ギンリョウソウの根は菌類と共生していて、菌根と呼ばれる根になっています。ギンリョウソウは自ら光合成をしない代わりに、菌根で菌類から栄養を奪って生活しています
北海道の道南地方では、毎年6月になると土の中から姿を現します。

ギンリョウソウは種が発芽してから地上に姿を現すまで、何年も地下生活を送っているらしいです。

下の写真のように集団で出現することもよくあります。

太陽の光では無く菌根からエネルギーを得ているギンリョウソウは、暗い樹林の下でも生きていけます。

林床の暗い場所に佇むギンリョウソウ。こんな光景を見ると、別名のユウレイタケという名前を思い出します。

「ムーミン」に出てくる謎の生物ニョロニョロにも似ています。
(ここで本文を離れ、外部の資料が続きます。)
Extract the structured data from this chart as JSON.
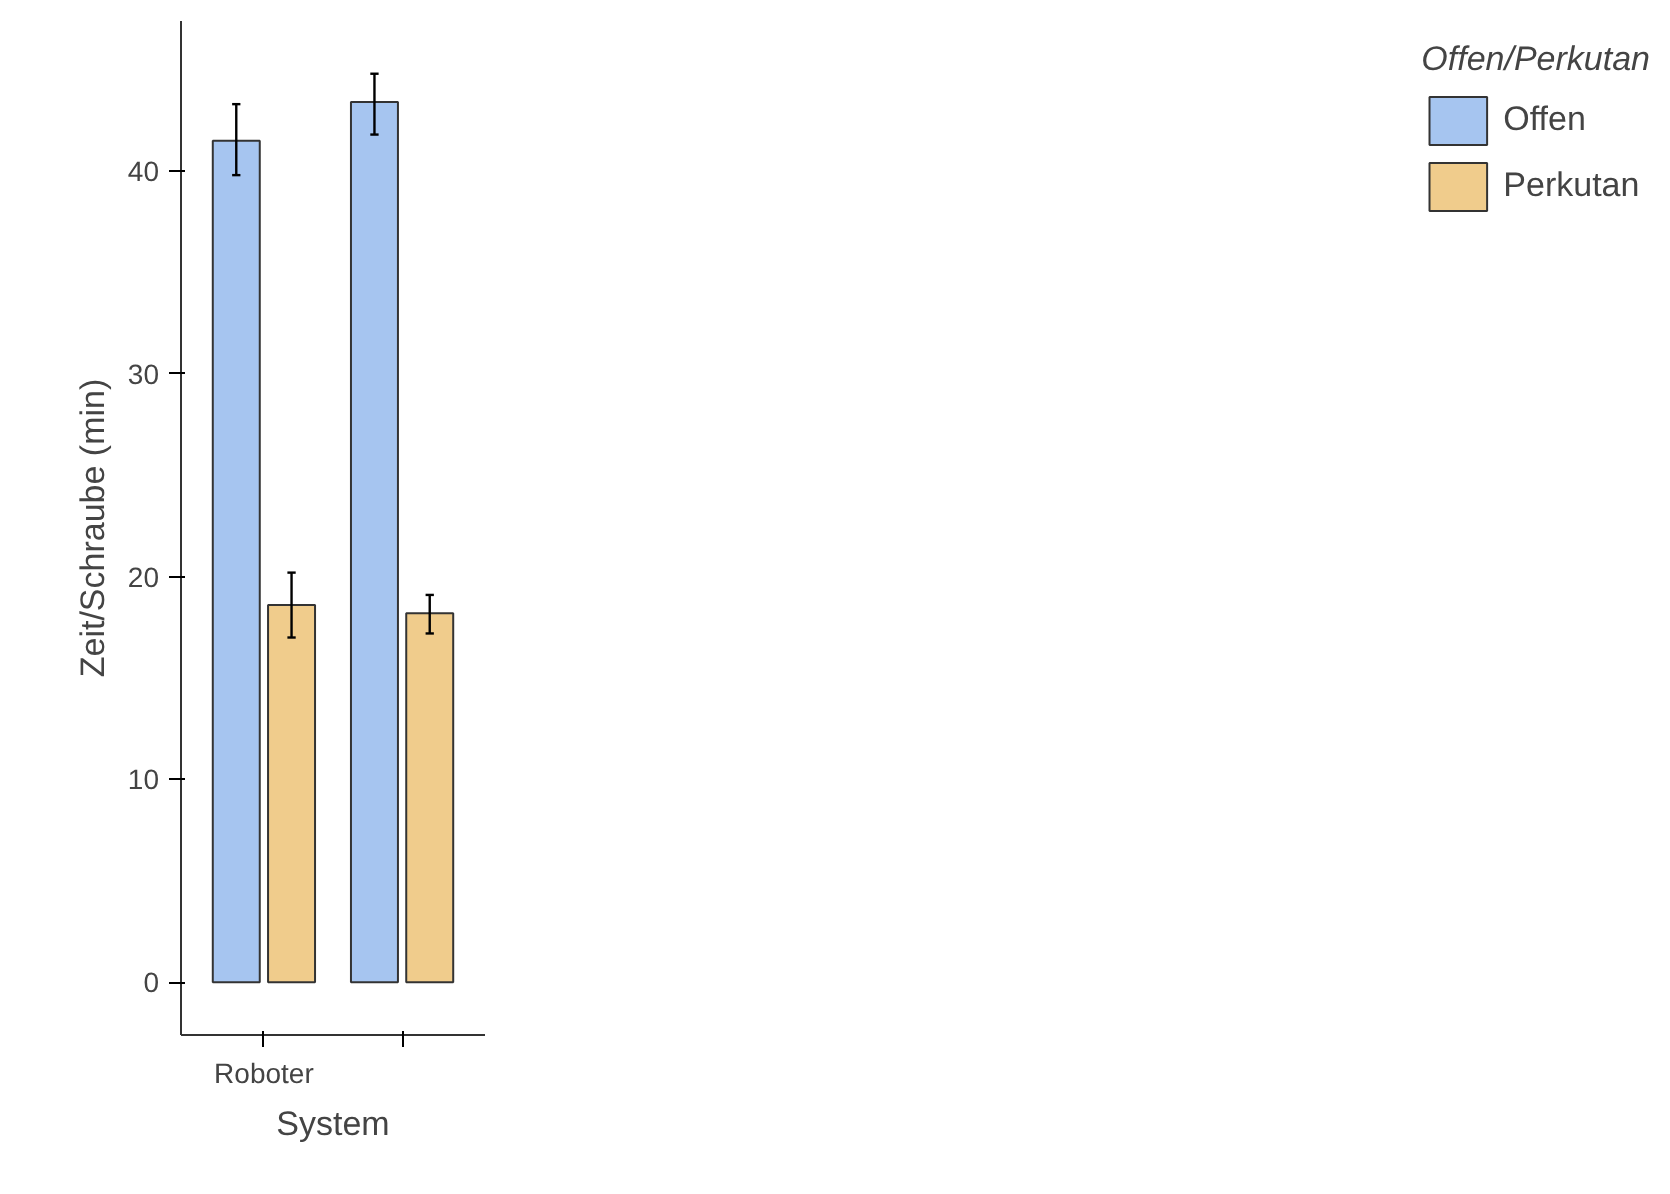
{
  "chart_data": {
    "type": "bar",
    "xlabel": "System",
    "ylabel": "Zeit/Schraube (min)",
    "legend_title": "Offen/Perkutan",
    "categories": [
      "Roboter",
      null
    ],
    "series": [
      {
        "name": "Offen",
        "color": "#a6c5f0",
        "values": [
          41.5,
          43.4
        ],
        "errors": [
          [
            39.8,
            43.3
          ],
          [
            41.8,
            44.8
          ]
        ]
      },
      {
        "name": "Perkutan",
        "color": "#f0cc8c",
        "values": [
          18.6,
          18.2
        ],
        "errors": [
          [
            17.0,
            20.2
          ],
          [
            17.2,
            19.1
          ]
        ]
      }
    ],
    "ylim": [
      -2.6,
      47.4
    ],
    "yticks": [
      0,
      10,
      20,
      30,
      40
    ],
    "grid": false,
    "legend": "right"
  }
}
もしかしてあの生物のモデルなのかもしれません。

ギンリョウソウは広葉樹林にも針葉樹林にも生えてきます。下の写真は針葉樹林内のギンリョウソウです(落ち葉の違いに注目)。

ギンリョウソウにも葉はありますが退化していて、気孔も柵状組織も海綿状組織も無い単純なつくりになっているそうです。
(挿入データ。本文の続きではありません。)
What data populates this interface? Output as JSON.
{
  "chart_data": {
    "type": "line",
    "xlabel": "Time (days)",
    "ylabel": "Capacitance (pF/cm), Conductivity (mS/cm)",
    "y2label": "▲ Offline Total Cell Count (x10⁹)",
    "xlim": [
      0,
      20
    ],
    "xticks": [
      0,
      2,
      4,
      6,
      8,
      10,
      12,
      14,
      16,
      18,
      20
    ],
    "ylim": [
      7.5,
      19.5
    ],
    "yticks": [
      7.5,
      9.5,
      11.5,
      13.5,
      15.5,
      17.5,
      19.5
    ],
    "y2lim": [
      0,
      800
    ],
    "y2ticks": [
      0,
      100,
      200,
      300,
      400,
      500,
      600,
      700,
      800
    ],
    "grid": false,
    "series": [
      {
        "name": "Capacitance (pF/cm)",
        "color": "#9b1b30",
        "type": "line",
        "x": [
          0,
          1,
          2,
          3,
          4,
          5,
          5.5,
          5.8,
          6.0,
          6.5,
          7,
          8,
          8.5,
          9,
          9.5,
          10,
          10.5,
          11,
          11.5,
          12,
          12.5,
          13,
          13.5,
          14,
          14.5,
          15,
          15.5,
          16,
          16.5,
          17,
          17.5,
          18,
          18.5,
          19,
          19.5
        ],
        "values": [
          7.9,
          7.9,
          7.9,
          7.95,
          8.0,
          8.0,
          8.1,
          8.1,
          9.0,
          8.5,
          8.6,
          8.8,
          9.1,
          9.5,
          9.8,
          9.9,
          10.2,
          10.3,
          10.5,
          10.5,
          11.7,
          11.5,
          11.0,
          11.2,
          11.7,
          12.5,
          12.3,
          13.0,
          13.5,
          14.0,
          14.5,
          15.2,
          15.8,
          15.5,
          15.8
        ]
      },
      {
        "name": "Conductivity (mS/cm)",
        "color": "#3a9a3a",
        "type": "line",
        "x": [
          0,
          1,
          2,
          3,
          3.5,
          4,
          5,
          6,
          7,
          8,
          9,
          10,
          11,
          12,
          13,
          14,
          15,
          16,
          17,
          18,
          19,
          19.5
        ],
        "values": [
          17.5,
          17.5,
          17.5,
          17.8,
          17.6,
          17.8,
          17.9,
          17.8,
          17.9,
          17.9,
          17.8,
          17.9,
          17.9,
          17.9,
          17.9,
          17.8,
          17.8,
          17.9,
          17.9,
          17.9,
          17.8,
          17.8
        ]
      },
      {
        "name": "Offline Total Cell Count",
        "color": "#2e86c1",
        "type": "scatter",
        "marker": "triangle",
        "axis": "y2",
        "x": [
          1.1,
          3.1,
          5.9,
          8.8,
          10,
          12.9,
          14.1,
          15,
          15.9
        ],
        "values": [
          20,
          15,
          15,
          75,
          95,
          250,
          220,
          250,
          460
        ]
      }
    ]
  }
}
花は茎上に1個つき、長さ2cm前後です。葉と同形のがく片が2~3枚、花弁が3~5枚あります。
紫色の柱頭が大きい雌しべが1本、葯が黄色の雄しべが10本前後あります。

花は蜜を出していて、ハナバチが訪問するのを待っています。ギンリョウソウの体全体が白いのは、ハチに発見してもらいやすくなるためだともいわれています。
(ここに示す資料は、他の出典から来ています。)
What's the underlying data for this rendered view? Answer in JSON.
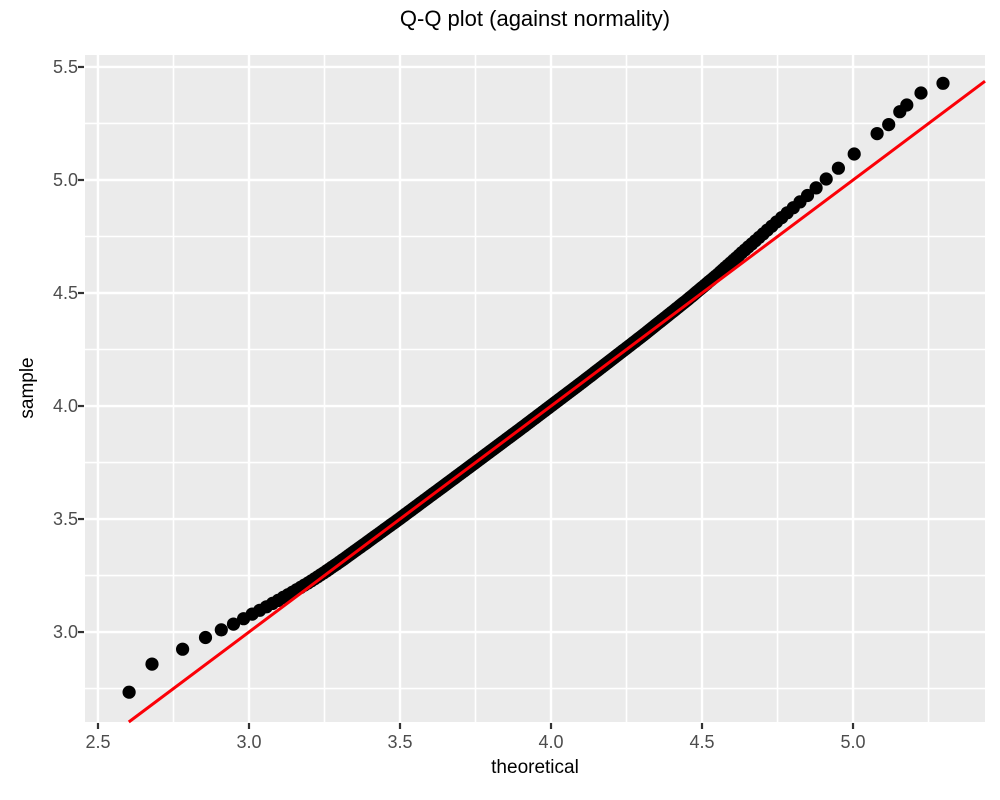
{
  "page": {
    "background": "#FFFFFF"
  },
  "chart_data": {
    "type": "scatter",
    "title": "Q-Q plot (against normality)",
    "xlabel": "theoretical",
    "ylabel": "sample",
    "x_tick_labels": [
      "2.5",
      "3.0",
      "3.5",
      "4.0",
      "4.5",
      "5.0"
    ],
    "x_tick_values": [
      2.5,
      3.0,
      3.5,
      4.0,
      4.5,
      5.0
    ],
    "y_tick_labels": [
      "3.0",
      "3.5",
      "4.0",
      "4.5",
      "5.0",
      "5.5"
    ],
    "y_tick_values": [
      3.0,
      3.5,
      4.0,
      4.5,
      5.0,
      5.5
    ],
    "x_minor_values": [
      2.75,
      3.25,
      3.75,
      4.25,
      4.75,
      5.25
    ],
    "y_minor_values": [
      2.75,
      3.25,
      3.75,
      4.25,
      4.75,
      5.25
    ],
    "x_range": [
      2.457,
      5.437
    ],
    "y_range": [
      2.602,
      5.553
    ],
    "grid": true,
    "legend": "none",
    "panel_bg": "#EBEBEB",
    "grid_color": "#FFFFFF",
    "tick_mark_color": "#333333",
    "tick_label_color": "#4D4D4D",
    "text_color": "#000000",
    "reference_line": {
      "type": "identity",
      "slope": 1,
      "intercept": 0,
      "color": "#FB0007",
      "width": 3
    },
    "points_style": {
      "color": "#000000",
      "radius": 6.6
    },
    "qq_band": {
      "n": 400,
      "mu": 3.93,
      "sigma": 0.43,
      "t_min": 2.705,
      "t_max": 5.115,
      "deviation_curve": [
        [
          2.705,
          0.178
        ],
        [
          2.75,
          0.15
        ],
        [
          2.8,
          0.14
        ],
        [
          2.85,
          0.122
        ],
        [
          2.9,
          0.104
        ],
        [
          2.95,
          0.086
        ],
        [
          3.0,
          0.072
        ],
        [
          3.05,
          0.056
        ],
        [
          3.1,
          0.043
        ],
        [
          3.15,
          0.031
        ],
        [
          3.2,
          0.021
        ],
        [
          3.25,
          0.014
        ],
        [
          3.3,
          0.01
        ],
        [
          3.4,
          0.006
        ],
        [
          3.5,
          0.003
        ],
        [
          3.7,
          0.001
        ],
        [
          3.9,
          0.0
        ],
        [
          4.1,
          0.002
        ],
        [
          4.3,
          0.008
        ],
        [
          4.45,
          0.018
        ],
        [
          4.55,
          0.03
        ],
        [
          4.65,
          0.05
        ],
        [
          4.75,
          0.068
        ],
        [
          4.85,
          0.082
        ],
        [
          4.95,
          0.1
        ],
        [
          5.05,
          0.12
        ],
        [
          5.115,
          0.132
        ]
      ]
    },
    "extra_points": [
      [
        2.603,
        2.734
      ],
      [
        2.679,
        2.858
      ],
      [
        5.118,
        5.245
      ],
      [
        5.155,
        5.302
      ],
      [
        5.178,
        5.332
      ],
      [
        5.225,
        5.385
      ],
      [
        5.298,
        5.428
      ]
    ]
  }
}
花の時期が終わると花被片は脱落し、残された子房は上を向きます。雄しべは放射状に広がりますが、間もなく脱落します。

やがて白い子房(果実になる部分)だけを残し、他の部分は黒くなって溶けてしまします。

果実は液果で、種子は森に住むゴキブリの仲間が散布しているそうです。

このようにギンリョウソウを見ることができるのは、わずか1ヶ月ほどです。
一方同じ亜科のギンリョウソウモドキ属ギンリョウソウモドキは、下の写真のように立ち枯れたまま越冬し、果実は蒴果です。

参考図書:Newtonムック 植物の世界 草本編(上)
シャクジョウソウ属
シャクジョウソウ
ツツジ科ギンリョウソウ亜科シャクジョウソウ属シャクジョウソウ
高さ10~20cmになる多年生の菌根植物で、花期は7~8月です。
葉緑素を持たず、全体が淡黄褐色です。

山地の樹林下、やや暗く湿った場所に生えます。


茎には鱗片状に退化した葉が互生します。

茎の先端の総状花序に、数個~10個の花を下向きにつけます。

花冠は鐘形で長さ1.3cmほどです。がく片と花弁は各4~5枚あります。

がく片の外側には剛毛が生えます。


花は下向きにつきますが、次第に上向きになります。




果実は蒴果で上を向きます。ギンリョウソウモドキと同じく、立ち枯れたまま越冬します。


シャクジョウ(錫杖)とは僧侶が持つ杖のような道具のことで、このシャクジョウに似ていることからシャクジョウソウの名前がついたそうです。